La tecnologia, però, non è nulla senza una mente che sappia utilizzarla al meglio...

«Sebbene dall'istituzione del Corpo ad oggi l'avanzata tecnologia ci sia stata di altissima utilità, il fattore umano costituisce ancora la risorsa più importante. Mi riferisco alla professionalità, all'entusiasmo, all'amore per il mare e per l'attività subacquea che da oltre cinquanta anni i Carabinieri Subacquei si tramandano di generazione in generazione».

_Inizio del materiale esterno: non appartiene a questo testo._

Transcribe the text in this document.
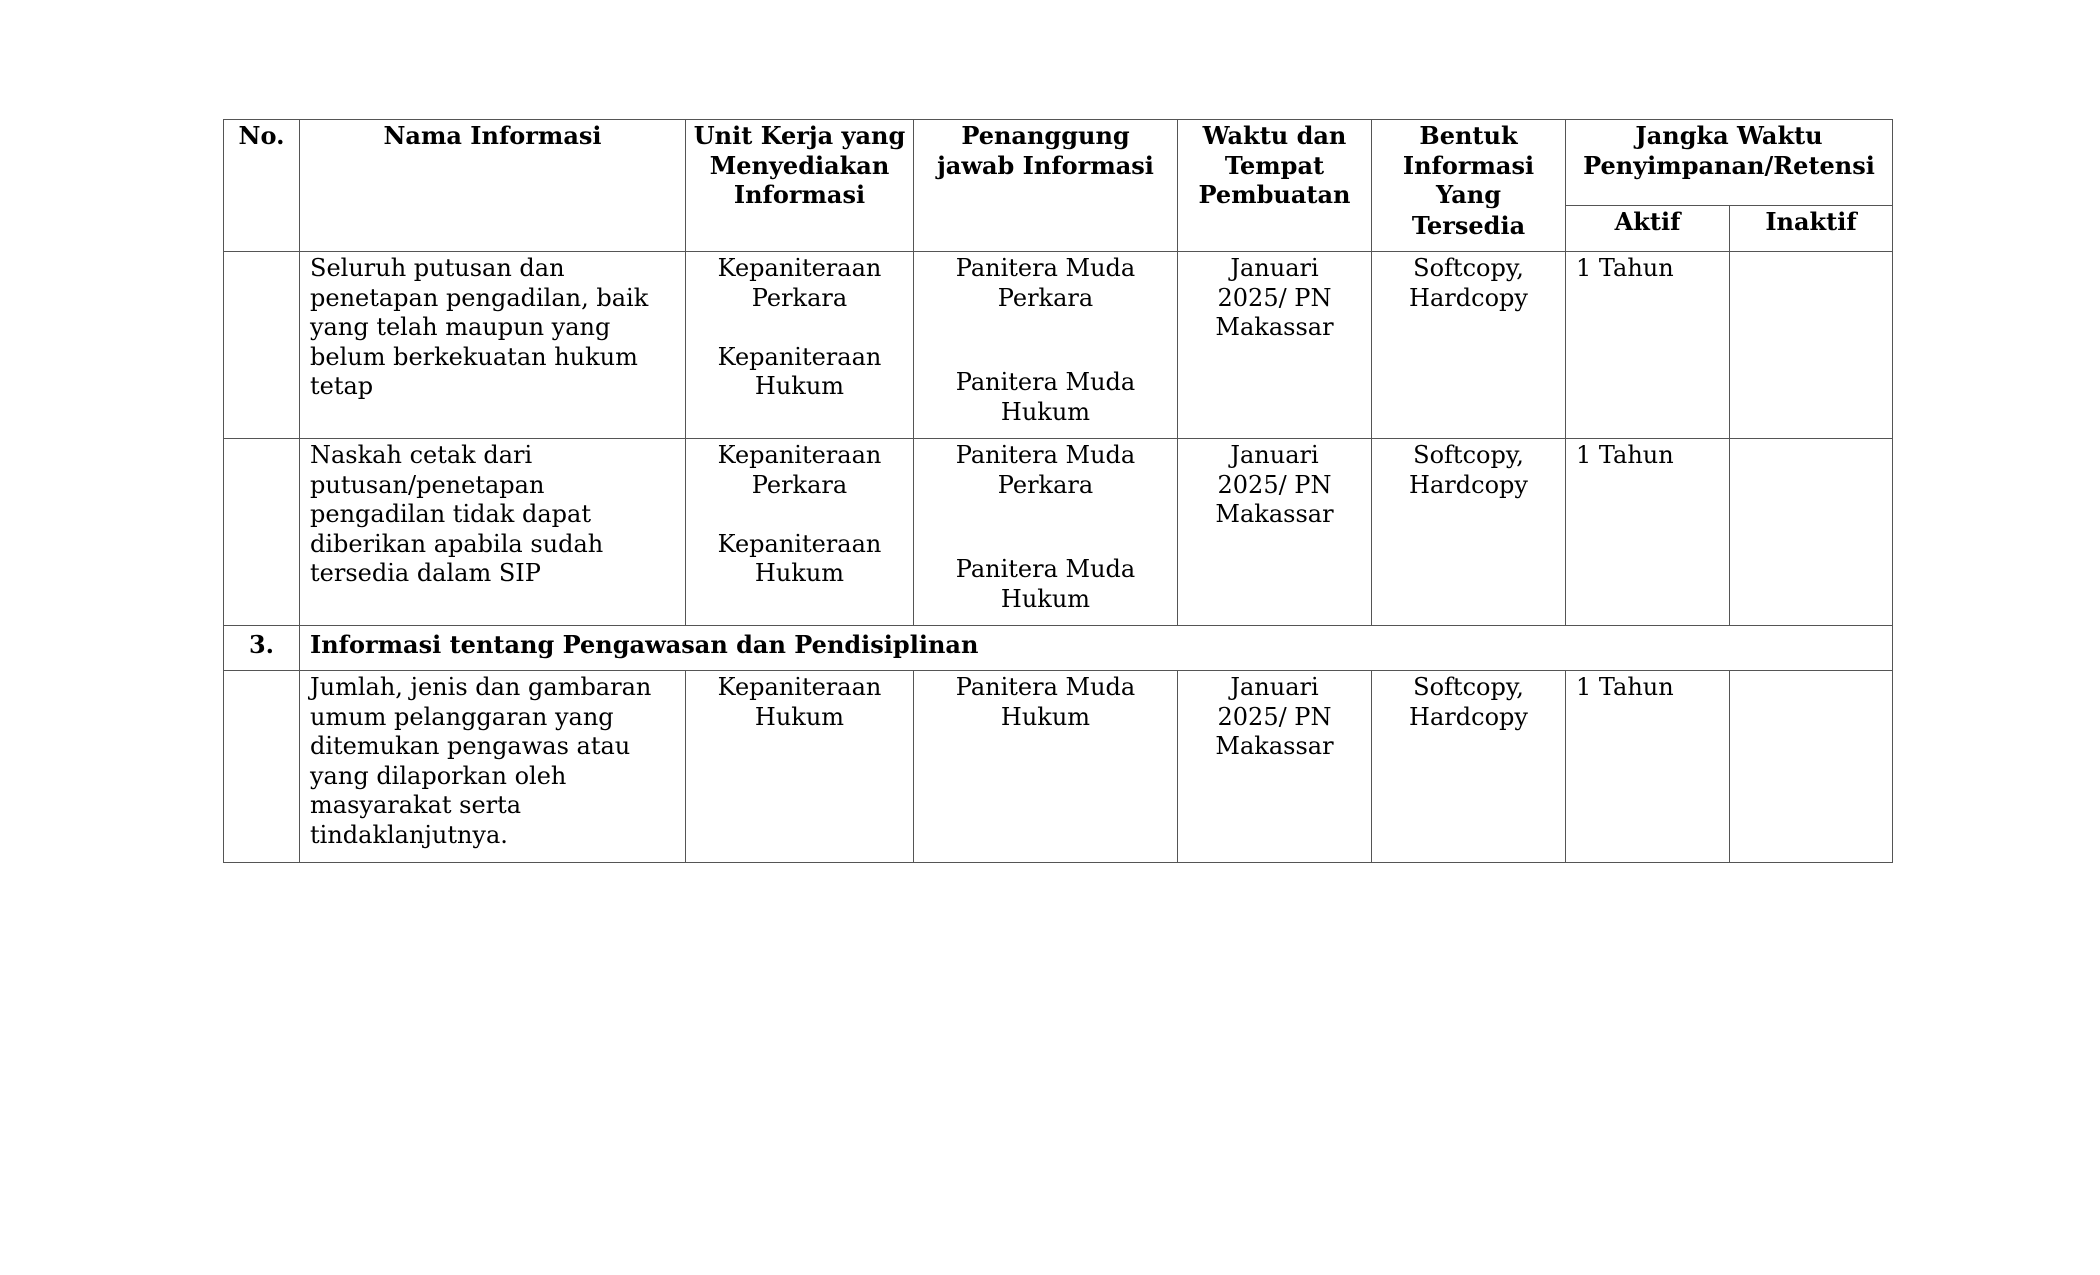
No.	Nama Informasi	Unit Kerja yang Menyediakan Informasi	Penanggung jawab Informasi	Waktu dan Tempat Pembuatan	Bentuk
Informasi
Yang
Tersedia	Jangka Waktu Penyimpanan/Retensi	
						Aktif	Inaktif
	Seluruh putusan dan penetapan pengadilan, baik yang telah maupun yang belum berkekuatan hukum tetap	Kepaniteraan Perkara
Kepaniteraan Hukum	Panitera Muda Perkara
Panitera Muda Hukum	Januari 2025/ PN Makassar	Softcopy, Hardcopy	1 Tahun	
	Naskah cetak dari putusan/penetapan pengadilan tidak dapat diberikan apabila sudah tersedia dalam SIP	Kepaniteraan Perkara
Kepaniteraan Hukum	Panitera Muda Perkara
Panitera Muda Hukum	Januari 2025/ PN Makassar	Softcopy, Hardcopy	1 Tahun	
3.	Informasi tentang Pengawasan dan Pendisiplinan						
	Jumlah, jenis dan gambaran umum pelanggaran yang ditemukan pengawas atau yang dilaporkan oleh masyarakat serta tindaklanjutnya.	Kepaniteraan Hukum	Panitera Muda Hukum	Januari 2025/ PN Makassar	Softcopy, Hardcopy	1 Tahun	
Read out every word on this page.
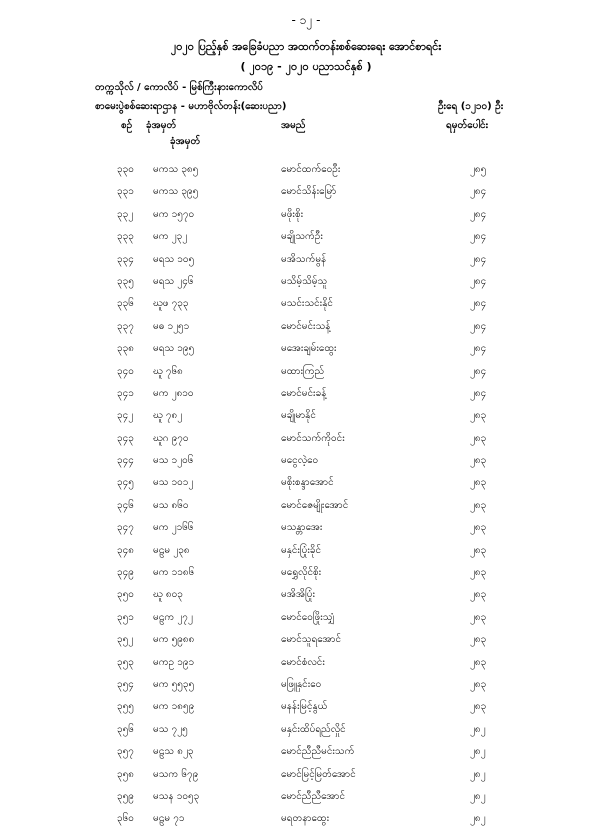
- ၁၂ -
၂၀၂၀ ပြည့်နှစ် အခြေခံပညာ အထက်တန်းစစ်ဆေးရေး အောင်စာရင်း
( ၂၀၁၉ - ၂၀၂၀ ပညာသင်နှစ် )
တက္ကသိုလ် / ကောလိပ် - မြစ်ကြီးနားကောလိပ်
စာမေးပွဲစစ်ဆေးရာဌာန - မဟာဗိုလ်တန်း(ဆေးပညာ)	ဦးရေ (၁၂၁၀) ဦး
စဉ် ခုံအမှတ်	အမည်	ရမှတ်ပေါင်း
ခုံအမှတ်
၃၃၀ မကသ ၃၈၅	မောင်ထက်ဝေဦး	၂၈၅
၃၃၁ မကသ ၃၉၅	မောင်သိန်းမြော်	၂၈၄
၃၃၂ မက ၁၅၇၀	မဖိုးစိုး	၂၈၄
၃၃၃ မက ၂၃၂	မချိုသက်ဦး	၂၈၄
၃၃၄ မရသ ၁၀၅	မအိသက်မွန်	၂၈၄
၃၃၅ မရသ ၂၄၆	မသိမ့်သိမ့်သူ	၂၈၄
၃၃၆ ဃူဖ ၇၃၃	မသင်းသင်းနိုင်	၂၈၄
၃၃၇ မဓ ၁၂၅၁	မောင်မင်းသန့်	၂၈၄
၃၃၈ မရသ ၁၉၅	မအေးချမ်းထွေး	၂၈၄
၃၄၀ ဃူ ၇၆၈	မထားကြည်	၂၈၄
၃၄၁ မက ၂၈၁၀	မောင်မင်းခန့်	၂၈၄
၃၄၂ ဃူ ၇၈၂	မချိုမာနိုင်	၂၈၃
၃၄၃ ဃူဂ ၉၇၀	မောင်သက်ကိုဝင်း	၂၈၃
၃၄၄ မသ ၁၂၀၆	မငွေလဲ့ဝေ	၂၈၃
၃၄၅ မသ ၁၀၁၂	မစိုးစန္ဒာအောင်	၂၈၃
၃၄၆ မသ ၈၆၀	မောင်ဇေမျိုးအောင်	၂၈၃
၃၄၇ မက ၂၁၆၆	မသန္တာအေး	၂၈၃
၃၄၈ မဠမ ၂၃၈	မနှင်းပြုံးခိုင်	၂၈၃
၃၄၉ မက ၁၁၈၆	မရွှေလိုင်စိုး	၂၈၃
၃၅၀ ဃူ ၈၀၃	မအိအိပြုံး	၂၈၃
၃၅၁ မဠက ၂၇၂	မောင်ဝေဖြိုးသျှံ	၂၈၃
၃၅၂ မက ၅၉၈၈	မောင်သူရအောင်	၂၈၃
၃၅၃ မကဥ ၁၉၁	မောင်စံလင်း	၂၈၃
၃၅၄ မက ၅၅၃၅	မဖြူနှင်းဝေ	၂၈၃
၃၅၅ မက ၁၈၅၉	မနန်းမြင့်နွယ်	၂၈၃
၃၅၆ မသ ၇၂၅	မနှင်းထိပ်ရည်လှိုင်	၂၈၂
၃၅၇ မဠသ ၈၂၃	မောင်ညီညီမင်းသက်	၂၈၂
၃၅၈ မသက ၆၇၉	မောင်မြင့်မြတ်အောင်	၂၈၂
၃၅၉ မသန ၁၀၅၃	မောင်ညီညီအောင်	၂၈၂
၃၆၀ မဠမ ၇၁	မရတနာထွေး	၂၈၂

Sono simili doti che, in mezzo secolo di vita, hanno permesso ai Carabinieri Subacquei di compiere operazioni come quelle che li hanno visti, nel 1959, intervenire tra le macerie della diga del Frejus, soccorrere i naufraghi del mercantile inglese London Valour, affondato nel porto di Genova nel 1970, o quelli della collisione tra la nave traghetto Moby Prince e la petroliera Agip Abruzzo avvenuta a Livorno nel 1991; salvare i superstiti e recuperare le vittime del Dornier 328 dell'Alitalia, precipitato in mare con 31 passeggeri nel 1999, o rinvenire un relitto romano nel I secolo a.C. nelle acque di Albenga (Savona), con il suo prezioso carico di anfore e altri importanti reperti. Operazioni eccezionali, alle quali vanno aggiunte quelle effettuate ogni giorno, lontano dai riflettori, tutte le volte che sia necessario inabissarsi per salvare vite od opere d'arte, o magari solo per riportare alla luce verità sommerse.